Keputusan pengadilan federal baru-baru ini yang membatalkan peta kongres Texas yang dibuat-buat dapat secara signifikan mengubah keseimbangan kekuasaan di DPR AS, dan berpotensi memberikan lima kursi tambahan kepada Partai Demokrat pada pemilu paruh waktu tahun 2026.
Hasil yang mengejutkan ini berasal dari kesalahan langkah Departemen Kehakiman pada masa pemerintahan Trump, yang secara tidak sengaja menekan anggota parlemen Texas untuk memberlakukan rencana pemekaran wilayah yang bias rasial dan kini menghadapi pengawasan hukum. Kasus League of United Latin American Citizens (LULAC) v. Abbott, bergantung pada fakta bahwa Texas didorong untuk mengubah garis distrik berdasarkan demografi rasial—sebuah langkah yang kini melanggar standar konstitusi yang telah ditetapkan.
Sabotase Diri yang Tidak Disengaja
Awalnya, Partai Republik Texas ragu-ragu untuk terlibat dalam persekongkolan partisan. Namun, surat dari Departemen Kehakiman pada bulan Juli menuntut agar negara bagian tersebut mengubah distrik-distrik tertentu untuk mengubah susunan rasialnya. Hakim Jeffrey Brown, yang ditunjuk oleh Trump, mencatat bahwa tuntutan ini didasarkan pada interpretasi yang salah terhadap keputusan pengadilan banding federal dan penuh dengan “kesalahan faktual, hukum, dan tipografi.” Bahkan kantor Kejaksaan Agung Texas menganggap surat DOJ “tidak sah secara hukum” dan “keliru.”
Persoalan utamanya adalah Mahkamah Agung secara konsisten menyatakan bahwa memprioritaskan ras dalam keputusan penetapan wilayah menjadikan peta yang dihasilkan rentan terhadap tantangan konstitusional. Dengan menginstruksikan Texas untuk mengubah distrik-distrik yang menjadikan ras sebagai faktor utama, Departemen Kehakiman secara efektif menciptakan kerentanan hukum.
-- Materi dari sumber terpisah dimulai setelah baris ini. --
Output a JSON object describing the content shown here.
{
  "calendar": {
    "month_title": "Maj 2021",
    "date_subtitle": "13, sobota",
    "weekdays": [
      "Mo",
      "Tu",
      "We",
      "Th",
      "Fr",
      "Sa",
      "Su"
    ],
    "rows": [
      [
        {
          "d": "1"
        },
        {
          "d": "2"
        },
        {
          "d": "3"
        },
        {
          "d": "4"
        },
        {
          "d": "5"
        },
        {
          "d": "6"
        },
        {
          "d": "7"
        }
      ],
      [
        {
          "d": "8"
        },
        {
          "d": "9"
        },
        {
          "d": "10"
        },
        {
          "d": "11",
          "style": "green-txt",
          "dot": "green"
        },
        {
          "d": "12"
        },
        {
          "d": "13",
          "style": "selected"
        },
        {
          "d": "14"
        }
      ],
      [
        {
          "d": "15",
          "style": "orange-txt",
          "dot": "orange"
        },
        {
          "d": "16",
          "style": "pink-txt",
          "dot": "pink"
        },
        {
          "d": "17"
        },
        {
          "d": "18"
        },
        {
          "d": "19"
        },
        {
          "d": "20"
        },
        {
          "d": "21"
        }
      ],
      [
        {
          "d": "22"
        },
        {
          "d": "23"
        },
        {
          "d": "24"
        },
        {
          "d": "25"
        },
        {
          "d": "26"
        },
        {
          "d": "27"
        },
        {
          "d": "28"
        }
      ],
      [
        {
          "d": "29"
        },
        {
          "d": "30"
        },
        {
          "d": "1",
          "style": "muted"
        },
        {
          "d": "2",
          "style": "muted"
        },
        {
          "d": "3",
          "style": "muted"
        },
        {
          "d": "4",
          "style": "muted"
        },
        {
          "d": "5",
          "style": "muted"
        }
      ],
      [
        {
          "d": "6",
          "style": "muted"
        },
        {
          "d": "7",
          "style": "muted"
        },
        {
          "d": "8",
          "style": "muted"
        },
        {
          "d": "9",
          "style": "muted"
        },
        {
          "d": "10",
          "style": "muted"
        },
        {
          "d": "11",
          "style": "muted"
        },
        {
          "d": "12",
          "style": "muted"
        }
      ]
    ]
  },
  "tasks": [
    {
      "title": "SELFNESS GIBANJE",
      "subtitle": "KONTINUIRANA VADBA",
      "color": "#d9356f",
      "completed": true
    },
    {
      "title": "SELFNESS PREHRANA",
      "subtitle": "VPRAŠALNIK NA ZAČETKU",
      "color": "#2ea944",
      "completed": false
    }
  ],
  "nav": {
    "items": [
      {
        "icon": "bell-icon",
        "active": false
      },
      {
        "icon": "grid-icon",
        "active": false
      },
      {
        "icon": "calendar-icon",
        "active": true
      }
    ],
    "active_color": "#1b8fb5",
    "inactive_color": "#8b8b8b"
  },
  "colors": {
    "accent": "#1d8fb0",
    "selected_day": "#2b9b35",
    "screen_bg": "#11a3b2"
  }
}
Tanggapan Texas & Dampak Hukumnya
Gubernur Abbott segera menambahkan masalah ini ke dalam agenda sesi legislatif khusus, memenuhi permintaan DOJ untuk melakukan gerrymander yang bermotif rasial. Seperti yang dikatakan oleh Hakim Brown, upaya awal pemerintahan Trump untuk mendorong persekongkolan partisan gagal, namun seruannya untuk melakukan pemekaran wilayah secara rasial mencapai “hasil yang cepat.”
Keputusan pengadilan tidak semata-mata tentang Undang-Undang Hak Pilih; Hal ini bertumpu pada prinsip konstitusi bahwa ras tidak boleh menjadi faktor dominan dalam pembuatan peta legislatif. Sekalipun Mahkamah Agung melemahkan UU Hak Pilih, putusan LULAC tetap berlaku.
Kesalahan yang Menjadi Bumerang
Ironisnya: jika Texas memberlakukan peta yang sama tanpa secara eksplisit merujuk pada ras, peta tersebut kemungkinan besar sah. Pemerintahan Trump, dengan membingkai pemekaran wilayah dalam istilah rasial, memberikan argumen hukum yang kuat kepada para penentangnya.
Kasus ini kini akan dilanjutkan ke Mahkamah Agung. Meskipun hasilnya masih belum pasti, bahkan pengadilan konservatif pun dapat menguatkan keputusan pengadilan yang lebih rendah mengingat adanya preseden hukum yang jelas terhadap persekongkolan rasial.
Kesalahpahaman yang dilakukan Departemen Kehakiman terhadap undang-undang hak suara, ditambah dengan kepatuhan para pejabat Texas, mungkin secara tidak sengaja mengubah lanskap politik, sehingga berpotensi merugikan kursi DPR yang penting bagi Partai Republik.